Lembro daquela sala de estar que hoje tem pesadas vigas de concreto armado destinadas a uma reforma que nunca chegou e que antes tinha uma cadeira de balanço onde muitas vezes eu ficava a oscilar no compasso do relógio para ocultar o meu nervosismo a esperar por uma de suas filhas que pretendia namorar; no quintal coberto de carrapichos oculta o lugar onde um generoso limoeiro tantas frutas me ofertou e até mesmo os coqueiros gêmeos e hospitaleiros que deixavam que eu repousasse numa rede à sua sombra, não mais os encontrei; dentro de um dos quartos reconheci de imediato aquelas duas camas de solteiro, principalmente a localizada à direita. Enquanto as filhas reclamavam da mãe aquela situação de insalubridade extrema, de livros empoeirados, de madeiras corroídas pelo cupim, de colchões embolorados e irrecuperáveis, vinha à minha mente outra cena. Naquela cama da direita uma menina-moça chorando a recém perda de seu pai. Nós tínhamos acabado de deixá-lo em sua última residência e ela se achava inconsolável. Eu também sofria, um sofrimento talvez mais pungente. Sim, porque a dor que todos sentiam era identificada e a que me consumia somente a mim pertencia. Era a dor da perda de um amigo disso todos sabiam, mas não sabiam que associada a ela estava também a dor de sentir o sofrimento da pessoa amada e disso ninguém sabia. Nem mesmo ela, a pessoa amada! Foi naquela cama que eu a vi deitada de bruços, soluçando. Foi aquela a primeira vez que eu me aproximei dela vencendo a minha ancestral timidez e afaguei os seus cabelos molhados pelas lágrimas. Lembro que aproximei meus lábios do seu ouvido e disse algumas palavras que já não lembro quais foram. Lembro sim, do seu corpo trêmulo sob minhas mãos e a proximidade do meu rosto no seu. Sei que depositei um beijo em seu rosto, mas o tumulto que ia em meu coração impediu que meu cérebro registrasse qualquer detalhe desse momento. Tudo ficou gravado em meu coração onde a morte dos neurônios jamais irá apagar, onde nenhuma palavra de qualquer reforma ortográfica jamais irá traduzir.

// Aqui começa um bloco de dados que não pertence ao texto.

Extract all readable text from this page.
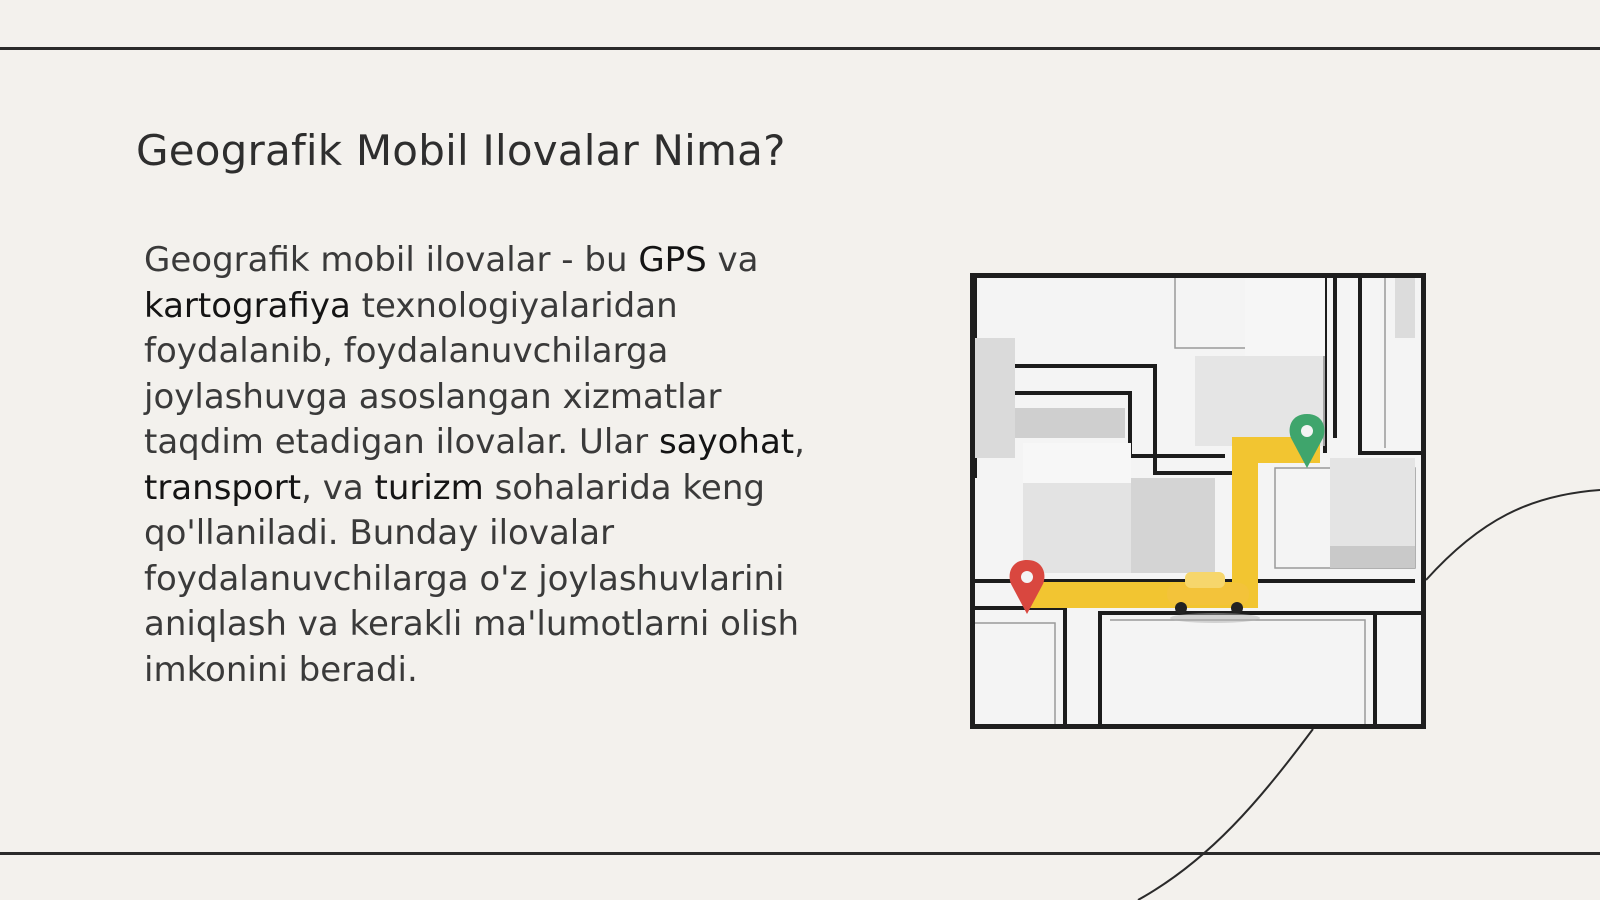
Geografik Mobil Ilovalar Nima?

Geografik mobil ilovalar - bu GPS va kartografiya texnologiyalaridan foydalanib, foydalanuvchilarga joylashuvga asoslangan xizmatlar taqdim etadigan ilovalar. Ular sayohat, transport, va turizm sohalarida keng qo'llaniladi. Bunday ilovalar foydalanuvchilarga o'z joylashuvlarini aniqlash va kerakli ma'lumotlarni olish imkonini beradi.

Segui-as automaticamente para a saída ouvindo-as criticar repetidamente a mãe: não ajeita a calçada, não conserta a porta, não troca a janela por outra moderna, não joga todo esse lixo fora, não tem nada que preste dentro de casa... Não foi pedida a minha opinião e mesmo se fosse não sei se iria ajudar muito. Diria que encontrei coisas de muito valor nessa visita, mas que não poderia mostrar para elas. Eram memórias e muitas delas inconfessáveis. Estavam todas ali, fresquinhas como se tivessem sido feitas ontem.

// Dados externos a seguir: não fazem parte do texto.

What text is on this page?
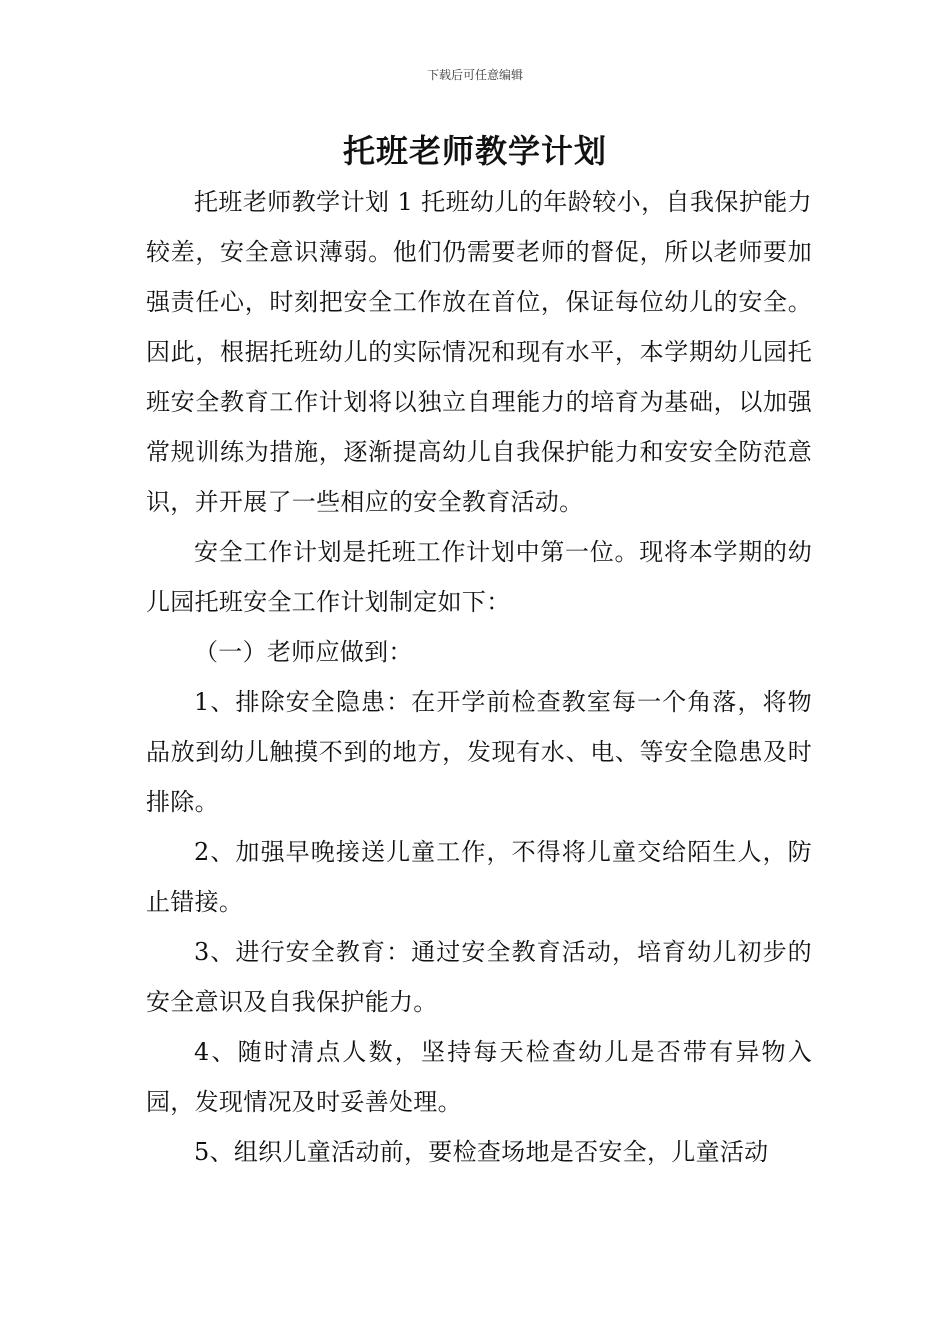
下载后可任意编辑
托班老师教学计划

托班老师教学计划 1 托班幼儿的年龄较小，自我保护能力较差，安全意识薄弱。他们仍需要老师的督促，所以老师要加强责任心，时刻把安全工作放在首位，保证每位幼儿的安全。因此，根据托班幼儿的实际情况和现有水平，本学期幼儿园托班安全教育工作计划将以独立自理能力的培育为基础，以加强常规训练为措施，逐渐提高幼儿自我保护能力和安安全防范意识，并开展了一些相应的安全教育活动。

安全工作计划是托班工作计划中第一位。现将本学期的幼儿园托班安全工作计划制定如下：

（一）老师应做到：

1、排除安全隐患：在开学前检查教室每一个角落，将物品放到幼儿触摸不到的地方，发现有水、电、等安全隐患及时排除。

2、加强早晚接送儿童工作，不得将儿童交给陌生人，防止错接。

3、进行安全教育：通过安全教育活动，培育幼儿初步的安全意识及自我保护能力。

4、随时清点人数，坚持每天检查幼儿是否带有异物入园，发现情况及时妥善处理。

5、组织儿童活动前，要检查场地是否安全，儿童活动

Senti então uma forte onda de solidariedade com a resistência nostálgica de minha tia. Certamente ela queria também preservar suas memórias com uma base na realidade, mesmo que isso fosse de encontro a toda lógica capitalista. Talvez seja esse o preço que tenhamos que pagar por nossa modernidade, evolução, erudição... Sacrificar as memórias do coração na coerência do capital.